Add vancomycin or linezolid

Pathogen Specific Treatment

S. pneumoniae PCN susceptible (MIC <2µg/mL)

Preferred: penicillin G, amoxicillin

Alternative: macrolide, cephalosporins (cefpodoxime, cefprozil, cefuroxime, cefdinir, ceftriaxone, cefotaxime), clindamycin, doxycycline, respiratory fluoroquinolone

S. pneumoniae PCN resistant (MIC ≥2µg/mL)

Preferred: based on susceptibility including cefotaxime, ceftriaxone, fluroquinolone

Alternative: vancomycin, linezolid, high-dose amoxicillin (3g/day with PCN MIC ≤4µg/mL)

H. influenzae non-β-lactamase producing

 Preferred: amoxicillin

Alternative: fluoroquinolone, doxycycline, azithromycin, clarithromycin

H. influenzae β-lactamase producing

Preferred: 2nd or 3rd generation cephalosporin, amoxicillin/clavulanate

Alternative: fluoroquinolone, doxycycline, azithromycin, clarithromycin

Legionella species

Preferred: fluoroquinolone, azithromycin

Alternative: doxycycline

Mycoplasma pneumoniae, Chlamydophila pneumoniae

Preferred: macrolide, tetracycline

Alternative: fluoroquinolone

Influenza A

Preferred: initiate oseltamivir or zanamivir within 48hrs if influenza A identified.

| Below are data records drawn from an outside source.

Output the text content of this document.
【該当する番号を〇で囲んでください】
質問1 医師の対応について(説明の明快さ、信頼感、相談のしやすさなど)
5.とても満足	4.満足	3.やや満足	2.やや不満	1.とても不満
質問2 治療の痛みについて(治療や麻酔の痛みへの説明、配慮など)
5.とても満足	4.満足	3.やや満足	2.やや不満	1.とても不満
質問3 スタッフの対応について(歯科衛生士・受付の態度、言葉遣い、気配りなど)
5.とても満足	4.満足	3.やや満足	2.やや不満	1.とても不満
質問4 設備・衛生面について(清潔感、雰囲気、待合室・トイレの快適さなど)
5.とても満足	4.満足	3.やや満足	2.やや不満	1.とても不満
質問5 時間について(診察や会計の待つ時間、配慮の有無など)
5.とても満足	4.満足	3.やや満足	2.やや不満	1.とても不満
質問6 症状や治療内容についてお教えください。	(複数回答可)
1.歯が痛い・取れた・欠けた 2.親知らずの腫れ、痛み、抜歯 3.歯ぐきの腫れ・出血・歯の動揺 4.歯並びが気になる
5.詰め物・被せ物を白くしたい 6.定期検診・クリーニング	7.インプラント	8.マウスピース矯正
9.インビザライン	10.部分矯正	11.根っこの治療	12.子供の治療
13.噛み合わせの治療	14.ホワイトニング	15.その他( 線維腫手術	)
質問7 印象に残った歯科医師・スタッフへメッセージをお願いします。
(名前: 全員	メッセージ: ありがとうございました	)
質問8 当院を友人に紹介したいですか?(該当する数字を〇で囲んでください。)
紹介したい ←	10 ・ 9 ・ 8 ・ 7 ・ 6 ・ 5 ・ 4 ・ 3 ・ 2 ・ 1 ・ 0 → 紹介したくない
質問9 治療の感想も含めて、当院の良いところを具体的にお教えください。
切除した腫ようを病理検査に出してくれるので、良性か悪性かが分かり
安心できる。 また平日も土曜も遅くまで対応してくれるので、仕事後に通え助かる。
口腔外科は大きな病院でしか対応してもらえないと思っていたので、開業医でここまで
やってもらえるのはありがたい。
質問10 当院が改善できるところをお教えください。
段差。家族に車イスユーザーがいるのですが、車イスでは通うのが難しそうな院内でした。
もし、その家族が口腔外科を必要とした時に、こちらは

Not recommended if uncomplicated influenza and symptoms ongoing for >48hrs.

H5N1 Influenza

Preferred: oseltamivir 75mg twice daily for 5 days

Other Treatments

• Consider local resistance patterns, previous antibiotic use, and comorbidities when choosing empirical antibiotics

• Administer noninvasive ventilation in cases of hypoxemia or respiratory distress unless immediate intubation necessary due to severe hypoxemia or bilateral alveolar infiltrates

• Low-tidal-volume ventilation (6cm³/kg of IBW) for patients with diffuse bilateral pneumonia or acute respiratory distress syndrome

• Screen for occult adrenal insufficiency in hypotensive fluid-restricted patients with severe CAP

Treatment Duration

• Admission through Emergency department: administer 1st antibiotic dose in the ED

• Initiate treatment within 6−8hrs of presentation

• Duration: minimum 5 days of treatment, should be afebrile 48−72hrs, and no more than 1 CAP associated sign of clinical instability before discontinuing therapy

• Longer duration of therapy may be warranted in certain circumstances (eg, initial therapy did not target identified pathogen, extrapulmonary infections such as meningitis or endocarditis)

IV to Oral Switch

• Switch once hemodynamically stable, notable clinical improvement, normal functioning GI tract, and can ingest oral therapy

• Usually switch to oral form of same antibiotic or same pharmacological class

• Discharge once clinically stable, no other active medical problems, and have a safe environment for continued care as an outpatient

• Criteria for Clinical Stability:

º Temp ≤37.8°C

º Heart rate ≤100 beats per min

º Respiratory rate ≤24 breaths per min

º Systolic blood pressure ≥90mmHg

º Arterial 02 saturation ≥90% or pO2 ≥60mmHg

º Maintain oral intake and normal mental status

Prevention

• Smoking cessation should be advised in hospitalized patients

• Assess vaccination status at time of hospital admission

• Inactivated influenza vaccine recommended for all children 6−23 months and ≥50 years of age, high risk persons 6 months–49 years of age, household contacts of high-risk persons, healthcare workers, pregnancy, diabetes, asthma

• Pneumococcal vaccine recommended for persons ≥65 years of age, high-risk persons 2−64 years of age, smokers, diabetes, asplenia, alcoholism, chronic cardiovascular, pulmonary, renal, or liver disease

• Offer influenza vaccine administration during discharge or outpatient treatment; vaccines can be given during either time

REFERENCES

Mandell LA, Wunderink RG, Anzueto A, et. al. Infectious Disease Society of America/American Thoracic Society Consensus Guidelines on the Management of Community-Acquired Pneumonia in Adults. IDSA/ATS. 2007; 44 Suppl 2: S27−S63.